Beyond the Scientific Way

Fahmi Amhar Official Blog

Archive for the ‘Iptek’ Category

Tipu-tipu Blue Energy

Tuesday, June 3rd, 2008

Dr.-Ing. Fahmi Amhar
Peneliti Utama Bakosurtanal

Tanggal 24 Mei 2008 dini hari harga BBM jadi dinaikkan.  Pemerintah berargumentasi ini untuk menyelamatkan APBN (karena asumsi harga minyak mentah sudah bergeser dari 95 menjadi 110 US$/barrel), mengurangi kemiskinan (karena subsidi dialihkan dari subsidi barang ke subsidi orang), dan ini alternatif terakhir setelah harga minyak di tingkat global makin menggila.  Banyak pakar mengkritik argumentasi ini.  Dalam asumsi APBN-P kedua 2008 disebutkan bahwa meski harga BBM telah dinaikkan, subsidi BBM masih naik dari 125,8 menjadi 132,1 Trilyun Rupiah, defisit APBN hanya turun dari 94,5 menjadi 82,3 Trilyun rupiah, dan inflasi naik dari 6,5% menjadi 11,2%.  Inflasi inilah yang akan melibas seluruh rakyat.  APBN selamat namun rakyat sekarat, karena APBN sebenarnya hanya memainkan kurang dari 20% ekonomi Indonesia.

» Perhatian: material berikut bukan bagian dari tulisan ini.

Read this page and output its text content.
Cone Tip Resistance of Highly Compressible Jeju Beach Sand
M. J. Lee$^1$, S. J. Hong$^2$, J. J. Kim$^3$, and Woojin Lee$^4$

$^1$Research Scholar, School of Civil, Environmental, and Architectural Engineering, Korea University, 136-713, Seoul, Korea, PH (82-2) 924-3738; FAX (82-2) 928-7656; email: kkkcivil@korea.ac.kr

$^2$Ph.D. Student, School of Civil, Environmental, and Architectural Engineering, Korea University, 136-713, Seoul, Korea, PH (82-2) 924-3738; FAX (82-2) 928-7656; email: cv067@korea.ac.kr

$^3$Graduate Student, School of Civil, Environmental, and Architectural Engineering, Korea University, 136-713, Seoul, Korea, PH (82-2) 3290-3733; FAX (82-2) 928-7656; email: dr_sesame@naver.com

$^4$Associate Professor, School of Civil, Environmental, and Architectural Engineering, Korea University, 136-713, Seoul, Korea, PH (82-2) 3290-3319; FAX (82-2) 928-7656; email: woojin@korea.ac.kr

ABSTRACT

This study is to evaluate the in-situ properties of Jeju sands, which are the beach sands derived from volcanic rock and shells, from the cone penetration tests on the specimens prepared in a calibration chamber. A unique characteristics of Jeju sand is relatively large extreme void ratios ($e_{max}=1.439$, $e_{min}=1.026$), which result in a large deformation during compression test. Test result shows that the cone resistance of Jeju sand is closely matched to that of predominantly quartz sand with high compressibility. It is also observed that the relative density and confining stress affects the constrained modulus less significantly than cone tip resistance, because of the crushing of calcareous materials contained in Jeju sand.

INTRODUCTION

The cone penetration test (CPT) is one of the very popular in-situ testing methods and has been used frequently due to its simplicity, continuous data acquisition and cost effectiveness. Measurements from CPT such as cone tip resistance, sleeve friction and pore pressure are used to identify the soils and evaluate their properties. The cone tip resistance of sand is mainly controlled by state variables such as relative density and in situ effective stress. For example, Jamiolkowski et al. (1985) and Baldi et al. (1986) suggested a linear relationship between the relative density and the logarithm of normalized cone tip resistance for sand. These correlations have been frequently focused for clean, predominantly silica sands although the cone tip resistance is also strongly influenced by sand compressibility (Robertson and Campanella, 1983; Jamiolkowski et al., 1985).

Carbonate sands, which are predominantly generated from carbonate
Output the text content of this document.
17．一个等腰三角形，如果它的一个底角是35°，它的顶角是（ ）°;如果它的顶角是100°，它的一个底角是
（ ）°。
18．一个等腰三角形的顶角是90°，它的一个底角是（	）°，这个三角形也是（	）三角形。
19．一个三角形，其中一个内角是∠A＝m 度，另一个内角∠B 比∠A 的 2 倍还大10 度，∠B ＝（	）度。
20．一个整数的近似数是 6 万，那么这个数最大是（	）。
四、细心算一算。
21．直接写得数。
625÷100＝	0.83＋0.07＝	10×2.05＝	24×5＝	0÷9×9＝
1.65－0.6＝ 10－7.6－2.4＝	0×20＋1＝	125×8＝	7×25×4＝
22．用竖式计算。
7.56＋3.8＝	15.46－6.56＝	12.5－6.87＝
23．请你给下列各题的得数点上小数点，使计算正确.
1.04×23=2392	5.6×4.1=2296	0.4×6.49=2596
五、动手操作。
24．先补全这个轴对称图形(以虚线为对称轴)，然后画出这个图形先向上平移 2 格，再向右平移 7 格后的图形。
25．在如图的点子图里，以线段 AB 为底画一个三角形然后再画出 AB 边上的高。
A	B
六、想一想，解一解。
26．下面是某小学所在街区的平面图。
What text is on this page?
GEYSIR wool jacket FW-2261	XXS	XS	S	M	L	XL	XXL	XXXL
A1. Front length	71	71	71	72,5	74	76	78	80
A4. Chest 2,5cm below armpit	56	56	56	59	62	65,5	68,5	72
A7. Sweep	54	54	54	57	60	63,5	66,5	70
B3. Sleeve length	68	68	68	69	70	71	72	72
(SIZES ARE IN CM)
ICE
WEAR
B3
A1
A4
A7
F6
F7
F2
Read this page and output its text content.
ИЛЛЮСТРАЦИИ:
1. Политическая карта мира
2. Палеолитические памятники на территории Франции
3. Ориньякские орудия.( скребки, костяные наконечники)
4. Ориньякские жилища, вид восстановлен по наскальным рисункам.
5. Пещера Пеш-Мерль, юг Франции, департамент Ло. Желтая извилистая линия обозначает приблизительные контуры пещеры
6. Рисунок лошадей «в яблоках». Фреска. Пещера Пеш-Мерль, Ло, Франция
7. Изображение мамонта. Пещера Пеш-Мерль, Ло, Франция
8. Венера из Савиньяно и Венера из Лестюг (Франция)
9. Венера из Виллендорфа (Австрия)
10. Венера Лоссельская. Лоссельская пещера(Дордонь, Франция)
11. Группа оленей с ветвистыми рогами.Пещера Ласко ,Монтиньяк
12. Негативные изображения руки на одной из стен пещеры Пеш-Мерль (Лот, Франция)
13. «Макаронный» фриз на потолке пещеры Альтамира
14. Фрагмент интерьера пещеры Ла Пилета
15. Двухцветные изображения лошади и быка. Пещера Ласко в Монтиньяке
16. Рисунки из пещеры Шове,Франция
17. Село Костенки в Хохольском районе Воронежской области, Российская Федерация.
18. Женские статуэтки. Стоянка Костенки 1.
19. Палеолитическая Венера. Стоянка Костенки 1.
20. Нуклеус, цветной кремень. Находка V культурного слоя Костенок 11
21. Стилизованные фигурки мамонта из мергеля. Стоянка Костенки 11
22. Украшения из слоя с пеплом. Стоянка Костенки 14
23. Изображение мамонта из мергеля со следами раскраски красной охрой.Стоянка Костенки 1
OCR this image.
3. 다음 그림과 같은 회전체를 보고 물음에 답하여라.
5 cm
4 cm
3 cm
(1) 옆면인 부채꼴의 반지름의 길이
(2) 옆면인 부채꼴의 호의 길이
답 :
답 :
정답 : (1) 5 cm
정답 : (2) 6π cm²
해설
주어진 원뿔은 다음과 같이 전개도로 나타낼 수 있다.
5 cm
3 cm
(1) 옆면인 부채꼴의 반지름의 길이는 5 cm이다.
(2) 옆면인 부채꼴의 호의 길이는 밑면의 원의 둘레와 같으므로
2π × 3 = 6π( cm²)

Dan tentang alternatif: sebenarnya banyak alternatif yang telah dimunculkan, mulai dari Indonesia membeli minyak dengan harga khusus ke Iran (yang sama-sama anggota OKI) atau Venezuela (yang sama-sama anggota OPEC), pajak progresif untuk sumberdaya alam, negosiasi ulang komitmen ekspor batubara dan LNG untuk diprioritaskan memenuhi kebutuhan pembangkit listrik dalam negeri, pengembangan energi terbarui pada skala besar, hingga penghapusan dan penjadwalan kembali pembayaran bunga dan cicilan utang yang mencapai Rp. 151 Trilyun per tahun.  Namun semua opsi ini seperti tidak ditanggapi serius pemerintah.  Pemerintah sepertinya hanya fokus pada konversi minyak tanah ke elpiji (dibuktikan dengan membagi-bagi kompor elpiji ukuran 3 kg) dan – ini yang mengherankan – pada bahan bakar ajaib: “blue energy”.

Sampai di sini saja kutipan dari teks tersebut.